Vê-se, então, que houve um golpe de tipo nacionalista no Níger. O anti-imperialismo da população e da junta militar é direcionado especialmente França. A razão disto é que o Níger, (assim como vários países africanos) é subjugado principalmente pelo imperialismo francês.
Sua independência da França foi formalmente declarada em 03 de agosto de 1960. Contudo, ela fez parte de uma manobra do imperialismo francês, para realizar uma “transição pacífica”, a fim de evitar que a independência fosse realizada atrás de uma insurreição revolucionária por parte da população, como estava acontecendo na Argélia.
Com essa manobra, a França conseguiu manter um profundo controle colonial sobre o Níger. Nesse sentido, há mais de meio século o país africano vem tendo suas riquezas naturais sistematicamente saqueadas, em especial o urânio, cuja exportação represente a maior parte do PIB nigerense.
Sendo a França uma das principais potências nucleares do mundo, com um dos maiores números de centrais nucleares, e uma produção de energia nuclear ainda maior, o metal é de suma importância ao imperialismo francês.
Assim, o país depende do saque das minas de urânio existentes em abundância no Níger, sendo o quarto maior produtor de urânio do mundo.
O saque é realizado, principalmente, através da estatal francesa Orano (antiga Areva), que controla a maioria das minas. Estima-se que através dessa empresa, cerca de 20% do urânio importado pela França advém do Níger. Ocorre que a Orano não paga taxa de exportação sobre a remessa de urânio para a metrópole. Igualmente, não pagam tributos sobre os materiais equipamentos utilizados nas operações de extração do metal. O único pagamento feito ao governo do Níger corresponde a apenas 5,5% de royalties do urânio minerado. Um percentual muito abaixo dos royalties cobrados pelo Cazaquistão (18,5%), país este que é maior produtor do referido metal.

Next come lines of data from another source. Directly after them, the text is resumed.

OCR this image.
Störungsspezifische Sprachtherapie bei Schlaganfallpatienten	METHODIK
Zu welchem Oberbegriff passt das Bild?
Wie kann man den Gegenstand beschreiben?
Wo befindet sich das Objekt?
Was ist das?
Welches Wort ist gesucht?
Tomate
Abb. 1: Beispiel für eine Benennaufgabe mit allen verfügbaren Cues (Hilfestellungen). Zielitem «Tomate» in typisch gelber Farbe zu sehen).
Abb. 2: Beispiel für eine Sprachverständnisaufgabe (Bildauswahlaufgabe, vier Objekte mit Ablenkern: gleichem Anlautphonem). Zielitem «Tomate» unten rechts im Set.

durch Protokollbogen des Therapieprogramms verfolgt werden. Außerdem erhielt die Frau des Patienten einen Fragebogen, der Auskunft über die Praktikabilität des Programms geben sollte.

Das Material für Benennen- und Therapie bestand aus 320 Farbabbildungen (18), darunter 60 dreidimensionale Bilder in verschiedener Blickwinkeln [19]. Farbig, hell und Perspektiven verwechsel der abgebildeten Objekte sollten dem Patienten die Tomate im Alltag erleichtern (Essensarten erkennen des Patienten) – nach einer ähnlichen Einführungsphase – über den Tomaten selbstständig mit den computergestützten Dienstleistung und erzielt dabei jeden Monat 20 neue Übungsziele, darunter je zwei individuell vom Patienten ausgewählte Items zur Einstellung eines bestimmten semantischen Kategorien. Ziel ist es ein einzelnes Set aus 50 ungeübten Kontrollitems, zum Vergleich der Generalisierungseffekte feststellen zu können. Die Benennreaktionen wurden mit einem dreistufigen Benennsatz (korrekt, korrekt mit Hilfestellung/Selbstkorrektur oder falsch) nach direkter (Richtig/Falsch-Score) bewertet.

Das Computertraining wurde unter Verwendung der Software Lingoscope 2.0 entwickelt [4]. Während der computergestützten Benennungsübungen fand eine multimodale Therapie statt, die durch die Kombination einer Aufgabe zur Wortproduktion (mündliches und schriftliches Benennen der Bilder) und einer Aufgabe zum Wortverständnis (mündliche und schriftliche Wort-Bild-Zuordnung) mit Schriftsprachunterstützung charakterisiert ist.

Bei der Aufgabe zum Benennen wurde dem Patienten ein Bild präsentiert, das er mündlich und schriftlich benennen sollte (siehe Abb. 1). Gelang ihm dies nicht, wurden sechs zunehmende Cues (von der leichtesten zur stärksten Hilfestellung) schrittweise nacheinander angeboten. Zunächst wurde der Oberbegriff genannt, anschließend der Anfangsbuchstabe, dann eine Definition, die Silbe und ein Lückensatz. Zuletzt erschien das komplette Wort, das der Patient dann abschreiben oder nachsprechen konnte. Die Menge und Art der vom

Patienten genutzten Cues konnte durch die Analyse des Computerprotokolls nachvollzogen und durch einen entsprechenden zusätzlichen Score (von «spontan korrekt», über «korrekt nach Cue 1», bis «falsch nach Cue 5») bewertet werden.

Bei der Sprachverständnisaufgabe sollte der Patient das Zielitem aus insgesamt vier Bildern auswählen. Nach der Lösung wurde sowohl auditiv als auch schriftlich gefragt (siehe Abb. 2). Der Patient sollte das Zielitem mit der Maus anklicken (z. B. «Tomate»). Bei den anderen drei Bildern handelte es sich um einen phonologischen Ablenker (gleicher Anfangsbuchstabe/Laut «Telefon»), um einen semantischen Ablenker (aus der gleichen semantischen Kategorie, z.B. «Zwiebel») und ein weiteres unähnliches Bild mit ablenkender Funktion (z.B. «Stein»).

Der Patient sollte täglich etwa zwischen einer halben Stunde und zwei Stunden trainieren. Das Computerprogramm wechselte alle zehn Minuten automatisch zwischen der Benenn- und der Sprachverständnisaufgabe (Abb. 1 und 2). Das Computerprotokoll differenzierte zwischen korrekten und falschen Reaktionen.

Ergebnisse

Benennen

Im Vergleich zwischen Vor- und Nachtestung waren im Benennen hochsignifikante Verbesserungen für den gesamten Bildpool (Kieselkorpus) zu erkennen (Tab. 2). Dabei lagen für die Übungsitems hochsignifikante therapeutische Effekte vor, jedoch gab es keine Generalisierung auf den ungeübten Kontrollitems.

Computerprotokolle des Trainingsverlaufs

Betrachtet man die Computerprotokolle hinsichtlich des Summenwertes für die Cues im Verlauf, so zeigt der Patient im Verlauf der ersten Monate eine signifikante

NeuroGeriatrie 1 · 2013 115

Como isto é possível de acontecer? Uma empresa francesa controlar os recursos naturais de um país atrasado, e não pagar nenhum imposto sobre sua produção e exportação? Através do tradicional modus operandi do imperialismo de corromper políticos locais.
Chama-se atenção ao caso específico de Mahamadou Issoufou, que foi primeiro ministro em 1993 e 1994, presidente do parlamento em 1995 e 1996 e presidente do Níger entre 2011 e 2021.
Previamente a ocupar esses cargos políticos, fora capataz nas minas da Areva/Orano, de forma que era uma escolha perfeita ao imperialismo francês para ocupar as mais altas funções políticas do Estado nigerense.
No mesmo sentido, Hassoumi Massaoudou, o ministro das finanças de Mahamadou Issoufou entre os anos de 2016 e 2019 foi funcionário da Areva/Orano. Ou seja, um funcionário da França. Até o recente golpe, fora ministro das relações exteriores. Por óbvio, opôs-se à sublevação dos militares nacionalistas, mantendo sua lealdade aos seus patrões franceses.
Vê-se, então, que mesmo com independência formal do Níger em 1960, o país continuou praticamente sendo uma colônia da França. Praticamente um terreno de caça para a estatal francesa Areva/Orano, o povo nigerense vê seu país sendo saqueado dia a dia. Enquanto os saqueadores (sejam o imperialismo ou seus agentes locais) ampliam seu capital, a população continua a viver na miséria (estima-se que mais de 60% viva com menos de um dólar por dia).
É um clássico caso da espoliação imperialista. Aliás, é uma espoliação tão profunda que se assemelha mesmo às épocas do colonialismo europeu na África. Diante disto, todo apoio deve ser dado à luta anti-imperialista da população nigerense, e ao novo governo nacionalista que surgiu do golpe. Qualquer tentativa de intervenção militar no país africano deve ser rechaçada e firmemente combatida.